Addressing a webinar titled “Economic Crisis of Bangladesh and Foreign Debt,” organised by the Forum for Bangladesh Studies on Saturday, researchers and economists say the ongoing crisis will not trigger a famine, but raise the number of hungry people in Bangladesh.

Zia Hasan, project researcher of the German Federal Ministry of Education and Research, presented the keynote.

Quoting Bangladesh Bank data, he pointed out, “Bangladesh repaid $23.4 billion in foreign debt this calendar year. A major part of this debt is short-term foreign loans. LC dues were not paid properly during the last two years due to the Covid-19 pandemic.

“As a result, the amount of short term foreign debt increased.”

Zia added, “At the end of the last financial year, the amount of deferred LC stood at $33.86 billion. Repayment of liabilities during the July-September period increased the LC settlements by $5.4 billion in FY23.
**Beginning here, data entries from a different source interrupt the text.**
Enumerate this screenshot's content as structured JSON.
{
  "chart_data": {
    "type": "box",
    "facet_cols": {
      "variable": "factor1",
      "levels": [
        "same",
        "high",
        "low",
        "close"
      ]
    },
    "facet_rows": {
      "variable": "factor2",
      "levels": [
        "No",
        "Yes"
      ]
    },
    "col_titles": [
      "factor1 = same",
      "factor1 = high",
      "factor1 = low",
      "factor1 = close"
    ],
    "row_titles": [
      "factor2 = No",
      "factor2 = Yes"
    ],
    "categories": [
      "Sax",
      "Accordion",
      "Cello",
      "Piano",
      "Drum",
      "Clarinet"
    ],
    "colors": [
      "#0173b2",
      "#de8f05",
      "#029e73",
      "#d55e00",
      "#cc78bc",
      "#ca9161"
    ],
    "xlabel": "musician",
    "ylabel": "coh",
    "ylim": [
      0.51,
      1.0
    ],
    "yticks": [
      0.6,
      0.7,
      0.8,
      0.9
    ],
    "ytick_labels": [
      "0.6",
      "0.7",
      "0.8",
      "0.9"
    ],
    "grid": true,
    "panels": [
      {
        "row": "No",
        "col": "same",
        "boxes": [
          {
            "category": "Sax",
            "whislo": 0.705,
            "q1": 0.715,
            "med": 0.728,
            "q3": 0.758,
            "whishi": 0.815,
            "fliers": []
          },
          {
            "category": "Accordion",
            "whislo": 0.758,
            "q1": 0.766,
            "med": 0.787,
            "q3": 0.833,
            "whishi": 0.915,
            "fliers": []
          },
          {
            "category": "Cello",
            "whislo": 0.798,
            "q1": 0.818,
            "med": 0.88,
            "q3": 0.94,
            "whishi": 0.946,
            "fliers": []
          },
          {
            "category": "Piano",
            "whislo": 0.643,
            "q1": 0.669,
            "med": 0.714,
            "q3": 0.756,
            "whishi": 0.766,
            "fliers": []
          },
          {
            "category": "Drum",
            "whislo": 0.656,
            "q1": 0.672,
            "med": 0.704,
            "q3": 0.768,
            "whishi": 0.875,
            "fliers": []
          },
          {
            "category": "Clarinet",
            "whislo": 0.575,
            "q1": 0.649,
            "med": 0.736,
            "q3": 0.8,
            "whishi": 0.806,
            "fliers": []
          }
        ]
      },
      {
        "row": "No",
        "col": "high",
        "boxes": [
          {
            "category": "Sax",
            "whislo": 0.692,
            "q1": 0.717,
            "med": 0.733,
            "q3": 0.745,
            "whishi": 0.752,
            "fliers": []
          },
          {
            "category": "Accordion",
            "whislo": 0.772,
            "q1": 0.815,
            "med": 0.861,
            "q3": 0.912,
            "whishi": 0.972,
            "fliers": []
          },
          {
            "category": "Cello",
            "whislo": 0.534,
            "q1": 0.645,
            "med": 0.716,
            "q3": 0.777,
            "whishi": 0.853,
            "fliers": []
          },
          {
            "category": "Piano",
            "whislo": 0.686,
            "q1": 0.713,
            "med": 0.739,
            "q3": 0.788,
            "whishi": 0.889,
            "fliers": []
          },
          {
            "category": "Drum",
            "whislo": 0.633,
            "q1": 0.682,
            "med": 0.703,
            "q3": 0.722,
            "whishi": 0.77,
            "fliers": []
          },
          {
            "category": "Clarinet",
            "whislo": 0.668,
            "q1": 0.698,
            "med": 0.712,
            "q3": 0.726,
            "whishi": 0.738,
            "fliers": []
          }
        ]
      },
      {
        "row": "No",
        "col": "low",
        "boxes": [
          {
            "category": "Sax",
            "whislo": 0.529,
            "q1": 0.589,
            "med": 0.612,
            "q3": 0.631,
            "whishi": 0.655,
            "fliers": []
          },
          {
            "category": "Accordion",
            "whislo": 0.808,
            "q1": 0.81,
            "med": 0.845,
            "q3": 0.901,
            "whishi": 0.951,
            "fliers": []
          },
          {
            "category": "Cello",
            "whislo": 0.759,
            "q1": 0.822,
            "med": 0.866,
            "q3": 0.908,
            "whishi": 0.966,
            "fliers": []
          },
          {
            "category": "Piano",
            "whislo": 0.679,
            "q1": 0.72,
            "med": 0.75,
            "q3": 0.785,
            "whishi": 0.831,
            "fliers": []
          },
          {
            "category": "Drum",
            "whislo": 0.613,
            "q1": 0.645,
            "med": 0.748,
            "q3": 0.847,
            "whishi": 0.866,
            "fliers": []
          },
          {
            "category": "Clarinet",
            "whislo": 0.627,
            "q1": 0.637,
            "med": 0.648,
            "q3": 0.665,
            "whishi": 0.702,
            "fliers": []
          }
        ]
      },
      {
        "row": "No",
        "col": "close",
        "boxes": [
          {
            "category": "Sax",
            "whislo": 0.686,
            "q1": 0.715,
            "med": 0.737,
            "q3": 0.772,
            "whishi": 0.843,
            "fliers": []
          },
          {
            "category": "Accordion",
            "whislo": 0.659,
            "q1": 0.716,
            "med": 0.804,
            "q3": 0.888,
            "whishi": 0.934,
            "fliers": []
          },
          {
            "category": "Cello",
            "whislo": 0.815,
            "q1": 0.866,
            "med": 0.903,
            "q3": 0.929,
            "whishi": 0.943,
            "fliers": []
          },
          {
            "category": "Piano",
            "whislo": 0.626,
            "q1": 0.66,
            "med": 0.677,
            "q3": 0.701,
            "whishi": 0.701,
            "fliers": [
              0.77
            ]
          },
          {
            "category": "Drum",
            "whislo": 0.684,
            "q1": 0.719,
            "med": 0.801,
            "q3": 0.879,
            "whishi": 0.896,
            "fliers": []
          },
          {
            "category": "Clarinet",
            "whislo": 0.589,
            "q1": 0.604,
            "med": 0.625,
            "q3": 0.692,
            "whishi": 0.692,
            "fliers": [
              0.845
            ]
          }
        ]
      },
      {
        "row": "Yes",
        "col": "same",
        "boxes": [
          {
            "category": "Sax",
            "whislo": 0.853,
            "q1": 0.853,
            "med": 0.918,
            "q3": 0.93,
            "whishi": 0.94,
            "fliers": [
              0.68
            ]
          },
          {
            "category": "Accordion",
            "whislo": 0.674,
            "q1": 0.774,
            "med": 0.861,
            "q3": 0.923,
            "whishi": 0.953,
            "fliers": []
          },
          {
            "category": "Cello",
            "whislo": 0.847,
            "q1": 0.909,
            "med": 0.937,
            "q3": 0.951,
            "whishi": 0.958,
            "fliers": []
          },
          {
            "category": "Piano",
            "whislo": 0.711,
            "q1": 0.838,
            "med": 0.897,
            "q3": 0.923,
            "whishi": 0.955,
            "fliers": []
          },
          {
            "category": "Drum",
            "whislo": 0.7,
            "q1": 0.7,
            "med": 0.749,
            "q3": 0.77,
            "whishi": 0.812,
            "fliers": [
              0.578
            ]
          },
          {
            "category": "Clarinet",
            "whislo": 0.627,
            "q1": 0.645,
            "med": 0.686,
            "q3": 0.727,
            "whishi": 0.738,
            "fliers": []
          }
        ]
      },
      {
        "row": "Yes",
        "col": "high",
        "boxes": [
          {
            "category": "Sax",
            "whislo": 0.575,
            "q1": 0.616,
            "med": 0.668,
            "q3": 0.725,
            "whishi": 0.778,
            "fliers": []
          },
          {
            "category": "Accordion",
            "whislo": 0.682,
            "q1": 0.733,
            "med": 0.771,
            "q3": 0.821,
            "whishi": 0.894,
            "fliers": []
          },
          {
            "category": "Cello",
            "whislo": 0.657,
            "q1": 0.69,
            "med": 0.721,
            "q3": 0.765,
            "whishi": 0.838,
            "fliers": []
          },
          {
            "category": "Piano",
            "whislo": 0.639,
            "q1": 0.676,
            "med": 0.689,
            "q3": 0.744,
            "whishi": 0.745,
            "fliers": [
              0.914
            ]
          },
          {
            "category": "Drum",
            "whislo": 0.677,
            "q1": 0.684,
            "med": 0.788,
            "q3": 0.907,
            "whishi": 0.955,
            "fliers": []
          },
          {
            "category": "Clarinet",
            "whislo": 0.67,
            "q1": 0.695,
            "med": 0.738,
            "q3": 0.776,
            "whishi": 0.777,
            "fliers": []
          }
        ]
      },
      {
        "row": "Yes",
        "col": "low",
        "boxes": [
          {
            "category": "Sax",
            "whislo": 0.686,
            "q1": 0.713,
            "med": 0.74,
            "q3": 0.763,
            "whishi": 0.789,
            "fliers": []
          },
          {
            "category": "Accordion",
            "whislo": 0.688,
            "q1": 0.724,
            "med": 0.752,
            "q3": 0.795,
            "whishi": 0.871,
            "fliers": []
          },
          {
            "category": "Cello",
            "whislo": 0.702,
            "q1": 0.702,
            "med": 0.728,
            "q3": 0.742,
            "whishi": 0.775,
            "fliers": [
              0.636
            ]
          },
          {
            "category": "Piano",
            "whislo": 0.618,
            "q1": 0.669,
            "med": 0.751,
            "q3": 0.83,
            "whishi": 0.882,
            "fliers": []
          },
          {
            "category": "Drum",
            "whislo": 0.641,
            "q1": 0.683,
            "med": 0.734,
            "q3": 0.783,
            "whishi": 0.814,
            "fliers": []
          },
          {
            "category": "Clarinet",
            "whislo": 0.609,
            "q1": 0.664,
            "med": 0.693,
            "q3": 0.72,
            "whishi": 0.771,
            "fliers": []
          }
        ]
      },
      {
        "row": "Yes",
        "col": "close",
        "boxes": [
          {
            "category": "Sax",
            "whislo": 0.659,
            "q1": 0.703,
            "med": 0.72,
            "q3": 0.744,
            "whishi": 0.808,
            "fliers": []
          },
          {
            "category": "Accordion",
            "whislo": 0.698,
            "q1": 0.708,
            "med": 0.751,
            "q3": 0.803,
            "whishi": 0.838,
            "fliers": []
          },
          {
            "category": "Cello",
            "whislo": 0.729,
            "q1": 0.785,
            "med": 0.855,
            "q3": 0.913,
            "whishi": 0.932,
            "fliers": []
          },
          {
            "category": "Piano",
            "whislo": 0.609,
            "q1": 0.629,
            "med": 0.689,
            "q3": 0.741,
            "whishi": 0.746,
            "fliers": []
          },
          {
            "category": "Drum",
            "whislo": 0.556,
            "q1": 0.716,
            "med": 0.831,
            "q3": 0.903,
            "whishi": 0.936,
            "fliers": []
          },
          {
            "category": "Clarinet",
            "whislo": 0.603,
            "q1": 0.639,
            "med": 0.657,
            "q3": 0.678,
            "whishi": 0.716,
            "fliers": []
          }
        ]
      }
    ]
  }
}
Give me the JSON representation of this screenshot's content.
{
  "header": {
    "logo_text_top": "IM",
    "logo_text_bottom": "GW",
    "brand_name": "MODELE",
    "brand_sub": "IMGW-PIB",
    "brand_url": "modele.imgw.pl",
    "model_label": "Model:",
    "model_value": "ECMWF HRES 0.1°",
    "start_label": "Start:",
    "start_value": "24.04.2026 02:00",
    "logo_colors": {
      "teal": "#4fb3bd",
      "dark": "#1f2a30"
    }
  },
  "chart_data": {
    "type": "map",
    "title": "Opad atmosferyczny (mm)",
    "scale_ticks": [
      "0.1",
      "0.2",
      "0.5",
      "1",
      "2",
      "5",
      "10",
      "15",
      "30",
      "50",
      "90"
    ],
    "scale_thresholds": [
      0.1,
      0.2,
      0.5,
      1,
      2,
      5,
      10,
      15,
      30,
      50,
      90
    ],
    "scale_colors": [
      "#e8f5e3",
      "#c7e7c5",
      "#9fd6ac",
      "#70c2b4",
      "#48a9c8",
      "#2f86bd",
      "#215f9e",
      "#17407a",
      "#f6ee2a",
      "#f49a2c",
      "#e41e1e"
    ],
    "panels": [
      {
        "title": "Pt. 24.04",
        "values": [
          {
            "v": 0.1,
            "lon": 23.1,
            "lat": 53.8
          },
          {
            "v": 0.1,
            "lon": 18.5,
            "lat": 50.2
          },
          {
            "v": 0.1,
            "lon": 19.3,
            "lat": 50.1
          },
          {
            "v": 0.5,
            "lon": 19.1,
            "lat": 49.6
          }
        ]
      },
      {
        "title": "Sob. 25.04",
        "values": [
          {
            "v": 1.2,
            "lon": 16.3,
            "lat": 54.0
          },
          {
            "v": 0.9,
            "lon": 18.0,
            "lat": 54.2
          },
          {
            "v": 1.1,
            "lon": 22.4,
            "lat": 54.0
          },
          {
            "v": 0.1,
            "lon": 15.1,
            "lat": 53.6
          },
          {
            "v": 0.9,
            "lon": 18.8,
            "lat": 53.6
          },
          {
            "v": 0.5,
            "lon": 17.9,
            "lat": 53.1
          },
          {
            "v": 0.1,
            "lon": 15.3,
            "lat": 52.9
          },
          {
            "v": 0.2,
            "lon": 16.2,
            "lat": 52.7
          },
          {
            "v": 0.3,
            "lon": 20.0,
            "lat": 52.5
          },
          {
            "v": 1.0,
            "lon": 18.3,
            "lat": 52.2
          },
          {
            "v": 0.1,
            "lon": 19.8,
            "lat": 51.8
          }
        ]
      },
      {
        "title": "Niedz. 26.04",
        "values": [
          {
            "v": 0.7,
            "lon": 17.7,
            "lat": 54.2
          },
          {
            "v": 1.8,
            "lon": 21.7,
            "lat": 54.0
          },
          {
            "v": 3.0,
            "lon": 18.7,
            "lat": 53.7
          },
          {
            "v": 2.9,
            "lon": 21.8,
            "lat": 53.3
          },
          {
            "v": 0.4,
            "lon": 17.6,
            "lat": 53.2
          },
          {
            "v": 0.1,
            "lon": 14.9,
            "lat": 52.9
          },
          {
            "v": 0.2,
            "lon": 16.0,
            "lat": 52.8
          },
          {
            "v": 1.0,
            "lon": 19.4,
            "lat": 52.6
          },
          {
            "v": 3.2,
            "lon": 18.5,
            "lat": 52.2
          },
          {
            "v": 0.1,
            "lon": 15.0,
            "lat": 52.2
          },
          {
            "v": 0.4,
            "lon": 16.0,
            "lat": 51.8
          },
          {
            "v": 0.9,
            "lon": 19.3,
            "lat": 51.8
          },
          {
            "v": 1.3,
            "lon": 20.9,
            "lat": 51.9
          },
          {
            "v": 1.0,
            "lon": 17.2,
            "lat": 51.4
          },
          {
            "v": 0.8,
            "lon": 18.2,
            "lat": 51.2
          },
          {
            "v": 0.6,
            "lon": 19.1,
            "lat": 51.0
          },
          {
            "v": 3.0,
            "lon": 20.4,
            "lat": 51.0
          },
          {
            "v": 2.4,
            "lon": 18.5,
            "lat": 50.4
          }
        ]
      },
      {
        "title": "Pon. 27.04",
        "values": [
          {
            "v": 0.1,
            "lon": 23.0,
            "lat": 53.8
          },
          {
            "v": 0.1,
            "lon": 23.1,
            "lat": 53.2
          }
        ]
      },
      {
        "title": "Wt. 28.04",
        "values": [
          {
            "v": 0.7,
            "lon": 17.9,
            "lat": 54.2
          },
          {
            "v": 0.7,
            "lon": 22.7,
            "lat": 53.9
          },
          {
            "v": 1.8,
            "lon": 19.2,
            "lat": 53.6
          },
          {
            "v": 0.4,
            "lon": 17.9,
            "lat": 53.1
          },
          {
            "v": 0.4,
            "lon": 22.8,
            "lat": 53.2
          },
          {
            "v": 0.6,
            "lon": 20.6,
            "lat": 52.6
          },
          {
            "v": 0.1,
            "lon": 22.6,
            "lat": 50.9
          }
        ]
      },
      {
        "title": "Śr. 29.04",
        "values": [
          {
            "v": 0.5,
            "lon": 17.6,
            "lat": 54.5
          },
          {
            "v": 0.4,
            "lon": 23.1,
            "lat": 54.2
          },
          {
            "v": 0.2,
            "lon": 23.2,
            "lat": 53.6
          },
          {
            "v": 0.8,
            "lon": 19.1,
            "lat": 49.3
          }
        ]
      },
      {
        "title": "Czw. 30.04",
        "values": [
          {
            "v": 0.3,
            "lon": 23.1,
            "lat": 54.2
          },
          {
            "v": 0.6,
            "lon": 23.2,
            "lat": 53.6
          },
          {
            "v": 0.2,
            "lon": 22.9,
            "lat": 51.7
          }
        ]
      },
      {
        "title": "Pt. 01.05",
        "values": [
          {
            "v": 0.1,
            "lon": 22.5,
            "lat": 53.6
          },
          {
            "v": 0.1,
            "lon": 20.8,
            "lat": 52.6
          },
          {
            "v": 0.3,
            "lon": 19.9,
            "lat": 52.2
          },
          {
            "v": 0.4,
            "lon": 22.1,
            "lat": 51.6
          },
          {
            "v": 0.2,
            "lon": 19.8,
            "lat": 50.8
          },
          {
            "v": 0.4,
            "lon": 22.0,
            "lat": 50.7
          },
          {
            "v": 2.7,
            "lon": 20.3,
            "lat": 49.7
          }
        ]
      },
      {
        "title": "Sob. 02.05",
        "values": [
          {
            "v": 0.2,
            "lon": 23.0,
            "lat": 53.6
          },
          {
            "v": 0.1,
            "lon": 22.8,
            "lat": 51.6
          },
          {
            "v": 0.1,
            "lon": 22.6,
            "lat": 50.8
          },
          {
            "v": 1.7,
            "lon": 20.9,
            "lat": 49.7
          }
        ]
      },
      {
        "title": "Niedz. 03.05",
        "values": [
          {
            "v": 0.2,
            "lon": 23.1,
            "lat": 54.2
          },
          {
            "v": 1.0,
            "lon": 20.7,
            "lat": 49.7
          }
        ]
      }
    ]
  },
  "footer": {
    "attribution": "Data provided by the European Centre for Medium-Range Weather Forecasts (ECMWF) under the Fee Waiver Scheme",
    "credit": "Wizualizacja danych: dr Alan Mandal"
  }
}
“This is the key reason behind the ongoing depletion of reserves. The coming months will increase the debt repayment pressure and the amount of reserves will also decrease further.”

In this context, Executive Director of Policy Research Institute (PRI) Ahsan H Mansur said, “Due to the massive increase in import payments during the last financial year, such liabilities have been created. Repayment pressure will increase in the coming days.

Dhaka University Professor MM Akash said, “The authorities concerned should monitor what kind of products are actually entering Bangladesh against the LCs. Products that are overpriced and cost a lot of USD should be identified.

Meanwhile, Ahsan Mansur said, “The opening of LCs is dropping, and settlements will also come down towards the end of this year. But we must save the reserves at any cost. For this, remittances and exports should be increased.

“Now the reserves are only $26 billion, and we do not have the ability to repay the debt from here. That is why we have to take the opportunity to defer the short term loans. In that case, however, the loan costs may rise due to the increase in interest rates and additional fees.”

MM Akash said, “As the import expenses of three months can still be met with the existing reserves, I think Bangladesh is not in crisis now, but moving towards economic headwinds. There will be no famine because we grow our staple food rice ourselves.

“Food and Agriculture Organisation’s (FAO) prediction also says that rice production in Bangladesh will increase next year. The problem is that the number of hungry people will increase. Recession will lower income, purchasing power, and inequality will increase.”

Regarding the International Monetary Fund (IMF) loan, these two economists said if Bangladesh manages to take this loan out, it will send a positive message to other foreign lenders. As a result, deferred benefits of short-term foreign loans can be taken.

PRI’s Mansur said, “Trust of the debtors towards us will increase. Then maybe the borrowers will not face so much pressure to repay loans. Besides, assistance from the World Bank, ADB and JICA will also increase.”

However, MM Akash thinks that the IMF loan will not be of much use without first resolving the country’s capital flight issue first. “Taking IMF loans without solving long-term problems will be like pouring water into a broken pot,” he said.

Economists and researchers also point out the government must ensure an uninterrupted electricity supply to the production sectors – especially to the agro and export-oriented industries.

They also spoke in favour of lifting the interest rate cap.